Hamlin University in Minnesota has dismissed a professor for showing a controversial image in her world art class.

Erika López Prater was an adjunct professor at the small private college Hamlin University when she put up a 14th century painting of the Prophet Muhammad in her world art class in October, in a lesson on Islam. She warned her online students in advance in the syllabus that the image would be shown, so devout Muslim students, for whom seeing the image might be a violation of their faith, could avoid it. Still, a student complained to the school.

After the complaint, Hamlin University withdrew their discussion of a new course for Prater to begin teaching, and declined to renew her contract after the fall semester.

While the student who complained has doubled down on the claim that Prater’s choice to show the image was Islamophobic, the National Council on American-Islamic Relations (the world’s largest civil rights organization for Muslims) disagrees.

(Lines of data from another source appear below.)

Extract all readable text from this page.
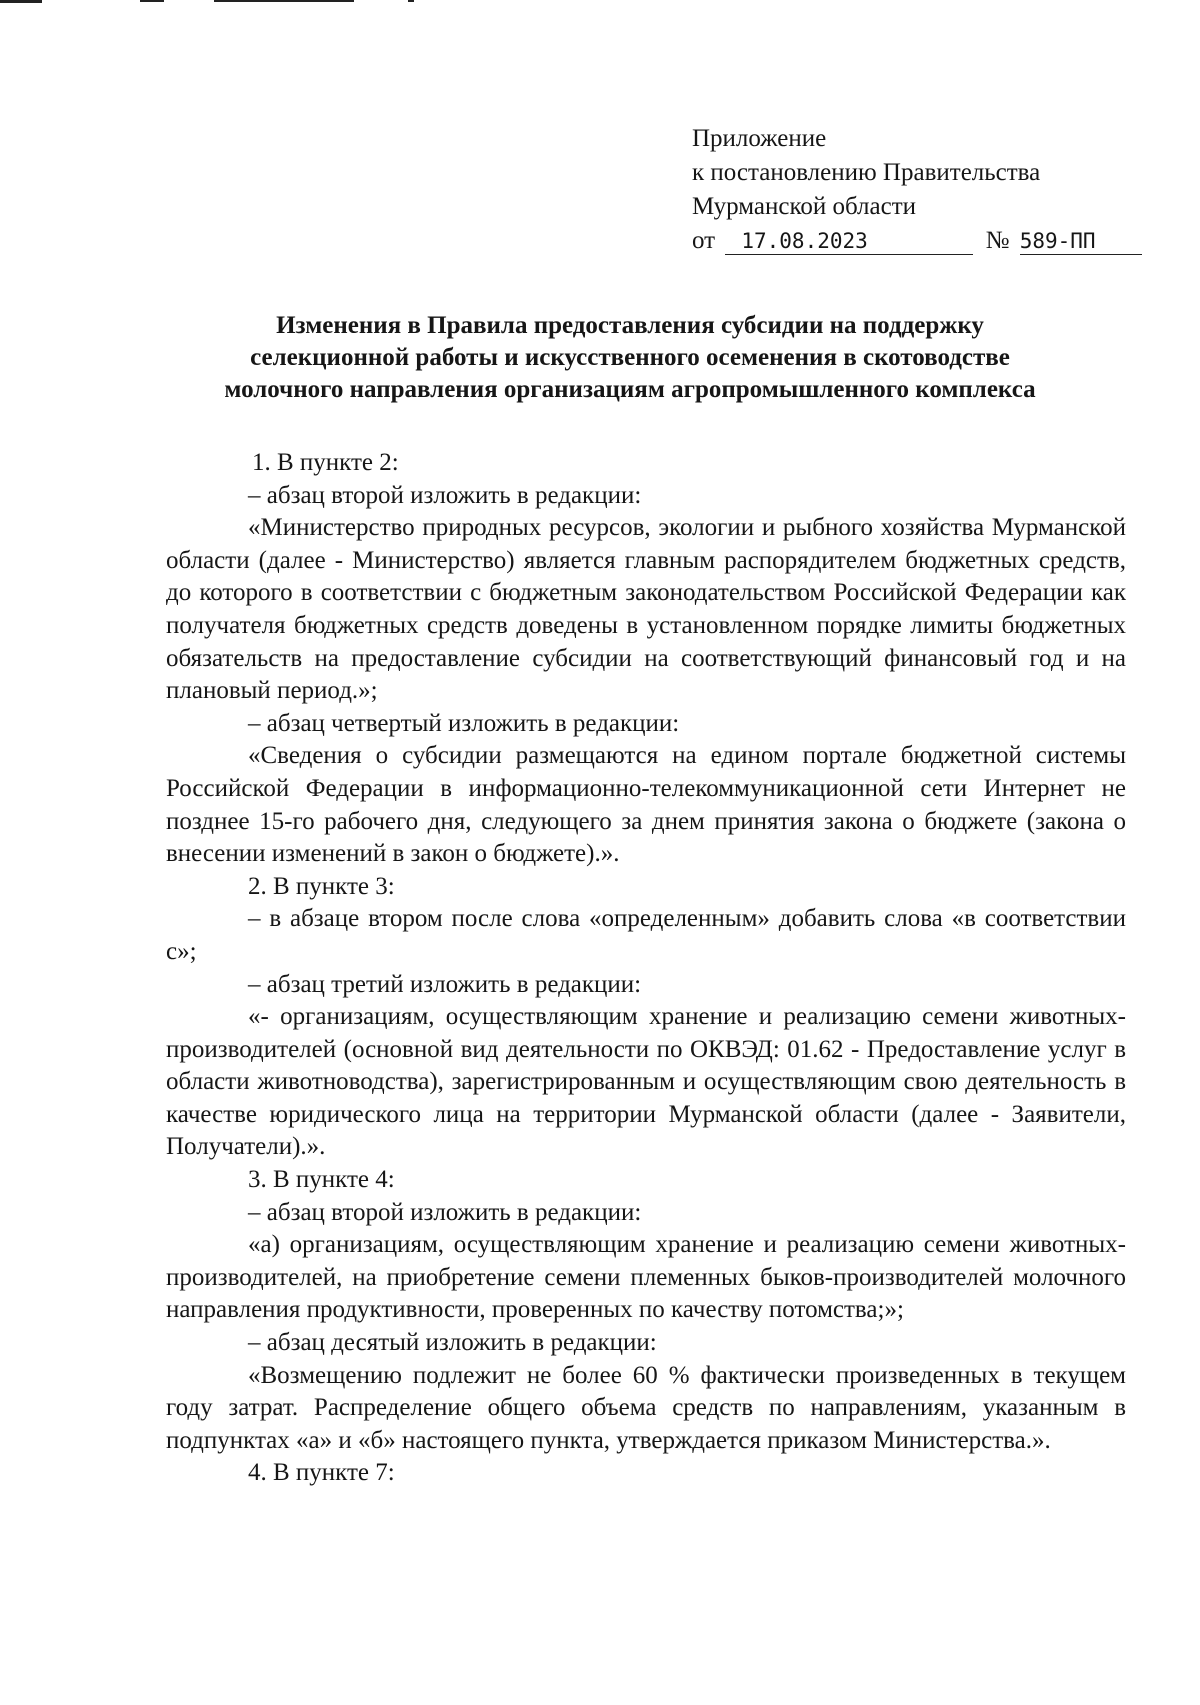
Приложение
к постановлению Правительства
Мурманской области
от 17.08.2023	№ 589-ПП
Изменения в Правила предоставления субсидии на поддержку
селекционной работы и искусственного осеменения в скотоводстве
молочного направления организациям агропромышленного комплекса

1. В пункте 2:

– абзац второй изложить в редакции:

«Министерство природных ресурсов, экологии и рыбного хозяйства Мурманской области (далее - Министерство) является главным распорядителем бюджетных средств, до которого в соответствии с бюджетным законодательством Российской Федерации как получателя бюджетных средств доведены в установленном порядке лимиты бюджетных обязательств на предоставление субсидии на соответствующий финансовый год и на плановый период.»;

– абзац четвертый изложить в редакции:

«Сведения о субсидии размещаются на едином портале бюджетной системы Российской Федерации в информационно-телекоммуникационной сети Интернет не позднее 15-го рабочего дня, следующего за днем принятия закона о бюджете (закона о внесении изменений в закон о бюджете).».

2. В пункте 3:

– в абзаце втором после слова «определенным» добавить слова «в соответствии с»;

– абзац третий изложить в редакции:

«- организациям, осуществляющим хранение и реализацию семени животных-производителей (основной вид деятельности по ОКВЭД: 01.62 - Предоставление услуг в области животноводства), зарегистрированным и осуществляющим свою деятельность в качестве юридического лица на территории Мурманской области (далее - Заявители, Получатели).».

3. В пункте 4:

– абзац второй изложить в редакции:

«а) организациям, осуществляющим хранение и реализацию семени животных-производителей, на приобретение семени племенных быков-производителей молочного направления продуктивности, проверенных по качеству потомства;»;

– абзац десятый изложить в редакции:

«Возмещению подлежит не более 60 % фактически произведенных в текущем году затрат. Распределение общего объема средств по направлениям, указанным в подпунктах «а» и «б» настоящего пункта, утверждается приказом Министерства.».

4. В пункте 7:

“Although we strongly discourage showing visual depictions of the Prophet, we recognize that professors who analyze ancient paintings for an academic purpose are not the same as Islamophobes who show such images to cause offense,” the organization said. “Based on what we know up to this point, we see no evidence that Professor Erika López Prater acted with Islamophobic intent or engaged in conduct that meets our definition of Islamophobia.”

“It’s critically important that we acknowledge the internal diversity within Islam and that we also respect the keen, curious minds that come from that community and other groups and that we don’t only accommodate the safest options available,” said Prater in an interview after her dismissal.

Hamlin University president Fayneese Miller has defended the decision, saying that the dismissal was “prioritizing the well-being of our students,” even though no student was required to view the image if they did not wish to.